The small size and limited things to do at Congaree National Park leave a lot of people wondering if it’s worth visiting. The fact that it’s small and not super popular is actually the reason why many people really like it. Most people we’ve talked to who have been to Congaree National Park love it. Personally, we also really enjoyed it.
Congaree is a low-stress national park that you can easily see in a day or half-day. It’s not overwhelmingly crowded, which means you have more time to enjoy the nature. The boardwalk around the park makes it accessible for families and those with mobility issues who can’t spend full days hiking up mountains.

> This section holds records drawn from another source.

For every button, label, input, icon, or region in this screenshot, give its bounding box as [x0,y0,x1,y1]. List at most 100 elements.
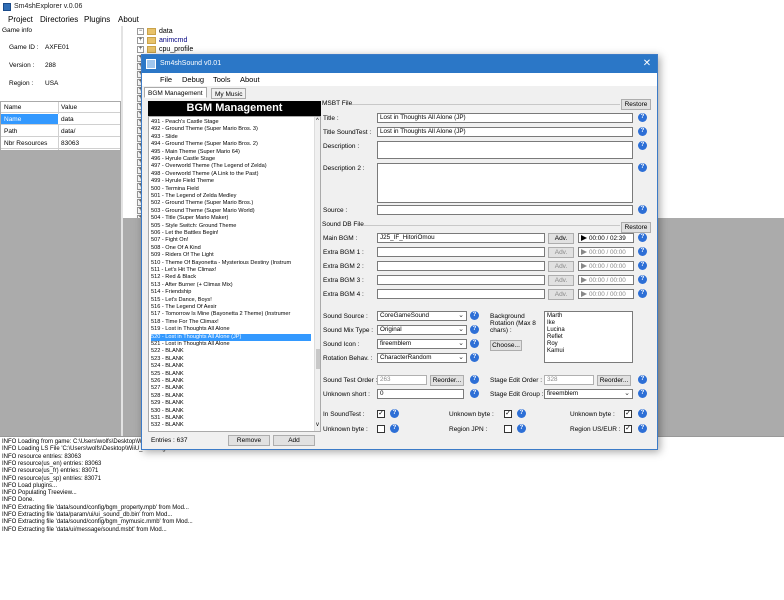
bgm-list-item[interactable]: 519 - Lost in Thoughts All Alone [151,326,311,333]
play-icon[interactable] [581,277,587,283]
help-icon[interactable]: ? [470,325,479,334]
bgm-row-field[interactable] [377,247,545,257]
bgm-list-item[interactable]: 522 - BLANK [151,348,311,355]
bgm-list-item[interactable]: 508 - One Of A Kind [151,245,311,252]
help-icon[interactable]: ? [638,113,647,122]
help-icon[interactable]: ? [470,375,479,384]
bgm-list-item[interactable]: 513 - After Burner (+ Climax Mix) [151,282,311,289]
bgm-player[interactable]: 00:00 / 02:39 [578,233,634,243]
help-icon[interactable]: ? [390,409,399,418]
bg-rotation-item[interactable]: Roy [547,341,558,348]
sound-mix-select[interactable]: Original ⌄ [377,325,467,335]
bgm-list-item[interactable]: 497 - Overworld Theme (The Legend of Zel… [151,163,311,170]
bgm-player[interactable]: 00:00 / 00:00 [578,261,634,271]
bg-rotation-item[interactable]: Ike [547,320,555,327]
region-jpn-checkbox[interactable] [504,425,512,433]
bgm-list-item[interactable]: 523 - BLANK [151,356,311,363]
help-icon[interactable]: ? [638,163,647,172]
grid-row[interactable]: Path data/ [1,126,120,137]
expand-icon[interactable]: + [137,37,144,44]
collapse-icon[interactable]: − [137,28,144,35]
bgm-list-item[interactable]: 525 - BLANK [151,371,311,378]
unknown-short-field[interactable]: 0 [377,389,464,399]
help-icon[interactable]: ? [638,424,647,433]
close-icon[interactable]: ✕ [640,58,654,70]
help-icon[interactable]: ? [517,424,526,433]
bgm-list-item[interactable]: 503 - Ground Theme (Super Mario World) [151,208,311,215]
title-soundtest-field[interactable]: Lost in Thoughts All Alone (JP) [377,127,633,137]
menu-plugins[interactable]: Plugins [84,15,110,24]
bgm-list-item[interactable]: 509 - Riders Of The Light [151,252,311,259]
help-icon[interactable]: ? [638,233,647,242]
adv-button[interactable]: Adv. [548,233,574,244]
bgm-player[interactable]: 00:00 / 00:00 [578,289,634,299]
remove-button[interactable]: Remove [228,435,270,446]
sound-test-reorder-button[interactable]: Reorder... [430,375,464,386]
adv-button[interactable]: Adv. [548,261,574,272]
adv-button[interactable]: Adv. [548,247,574,258]
help-icon[interactable]: ? [470,311,479,320]
bgm-list-item[interactable]: 528 - BLANK [151,393,311,400]
help-icon[interactable]: ? [470,353,479,362]
bgm-list-item[interactable]: 493 - Slide [151,134,311,141]
scroll-thumb[interactable] [316,349,320,369]
scroll-down-icon[interactable]: v [316,422,319,428]
bgm-row-field[interactable] [377,289,545,299]
scroll-up-icon[interactable]: ^ [316,118,319,124]
bgm-row-field[interactable] [377,275,545,285]
rotation-select[interactable]: CharacterRandom ⌄ [377,353,467,363]
bgm-list-item[interactable]: 518 - Time For The Climax! [151,319,311,326]
bgm-list-item[interactable]: 499 - Hyrule Field Theme [151,178,311,185]
stage-edit-order-field[interactable]: 328 [544,375,594,385]
bgm-row-field[interactable] [377,261,545,271]
bgm-list-item[interactable]: 516 - The Legend Of Aesir [151,304,311,311]
stage-edit-group-select[interactable]: fireemblem ⌄ [544,389,633,399]
description-field[interactable] [377,141,633,159]
help-icon[interactable]: ? [470,389,479,398]
menu-file[interactable]: File [160,75,172,84]
region-useur-checkbox[interactable]: ✓ [624,425,632,433]
title-field[interactable]: Lost in Thoughts All Alone (JP) [377,113,633,123]
source-field[interactable] [377,205,633,215]
bgm-list-item[interactable]: 526 - BLANK [151,378,311,385]
bgm-list-item[interactable]: 494 - Ground Theme (Super Mario Bros. 2) [151,141,311,148]
in-soundtest-checkbox[interactable]: ✓ [377,410,385,418]
bgm-list-item[interactable]: 520 - Lost in Thoughts All Alone (JP) [151,333,311,341]
unknown-byte-checkbox-3[interactable] [377,425,385,433]
menu-about[interactable]: About [118,15,139,24]
expand-icon[interactable]: + [137,46,144,53]
help-icon[interactable]: ? [638,247,647,256]
bgm-list-item[interactable]: 506 - Let the Battles Begin! [151,230,311,237]
help-icon[interactable]: ? [638,409,647,418]
play-icon[interactable] [581,235,587,241]
bgm-list-item[interactable]: 500 - Termina Field [151,186,311,193]
scrollbar[interactable]: ^ v [314,117,320,431]
bgm-row-field[interactable]: J25_IF_HitoriOmou [377,233,545,243]
bgm-list-item[interactable]: 530 - BLANK [151,408,311,415]
unknown-byte-checkbox-2[interactable]: ✓ [624,410,632,418]
bgm-list[interactable]: 491 - Peach's Castle Stage 492 - Ground T… [148,116,321,432]
help-icon[interactable]: ? [390,424,399,433]
sound-icon-select[interactable]: fireemblem ⌄ [377,339,467,349]
bgm-list-item[interactable]: 517 - Tomorrow Is Mine (Bayonetta 2 Them… [151,311,311,318]
bgm-player[interactable]: 00:00 / 00:00 [578,247,634,257]
bg-rotation-item[interactable]: Kamui [547,348,564,355]
bgm-list-item[interactable]: 505 - Style Switch: Ground Theme [151,223,311,230]
grid-row[interactable]: Nbr Resources 83063 [1,138,120,149]
bgm-list-item[interactable]: 512 - Red & Black [151,274,311,281]
tab-my-music[interactable]: My Music [211,88,247,99]
menu-about[interactable]: About [240,75,260,84]
help-icon[interactable]: ? [638,375,647,384]
play-icon[interactable] [581,291,587,297]
bgm-list-item[interactable]: 511 - Let's Hit The Climax! [151,267,311,274]
bgm-list-item[interactable]: 495 - Main Theme (Super Mario 64) [151,149,311,156]
help-icon[interactable]: ? [638,127,647,136]
bgm-list-item[interactable]: 496 - Hyrule Castle Stage [151,156,311,163]
bgm-list-item[interactable]: 527 - BLANK [151,385,311,392]
msbt-restore-button[interactable]: Restore [621,99,651,110]
stage-edit-reorder-button[interactable]: Reorder... [597,375,631,386]
help-icon[interactable]: ? [517,409,526,418]
menu-directories[interactable]: Directories [40,15,78,24]
bg-rotation-item[interactable]: Marth [547,313,562,320]
bgm-list-item[interactable]: 502 - Ground Theme (Super Mario Bros.) [151,200,311,207]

That said, we wouldn’t recommend making Congaree National Park the sole destination of a trip (unless you’re local of course). The national park is lovely once you’re there, but doesn’t carry quite enough weight on it’s own to justify a trip just to see the park itself.
We think that Congaree National Park is a great addition to a trip, such as combining it with Great Smoky Mountains National Park like we did here. Congaree National park is also <3 hours from Savannah (GA), Charleston (SC), and Myrtle Beach (SC). We would certainly recommend taking a day trip to Congaree if you’re visiting any of these destinations.
What started as a 3-hour flight ended as a 4-day road trip with two national parks in the middle. We consider this adventure to be one of the silver linings we have to look for during the pandemic world we live in.
This trip taught us a lot about how we’d like trips to national parks to go in the future. For example, we will prioritize longer hikes, even if it means making it to fewer destinations. (We didn’t love how much time we spent driving in Great Smoky Mountains National Park). It also taught us the joy and ease of a picnic lunch, which we will definitely plan to do more often on all trips.
Great Smoky Mountains and Congaree were the first national parks Kenny and I have been to as adults. Visiting all 62 national parks is something we’d really like to do throughout Zoe’s childhood. Getting to see two national parks in just two was a great way to start that challenge.
What national parks have you been to? Which ones are your favorite? Let us know which one we should visit next.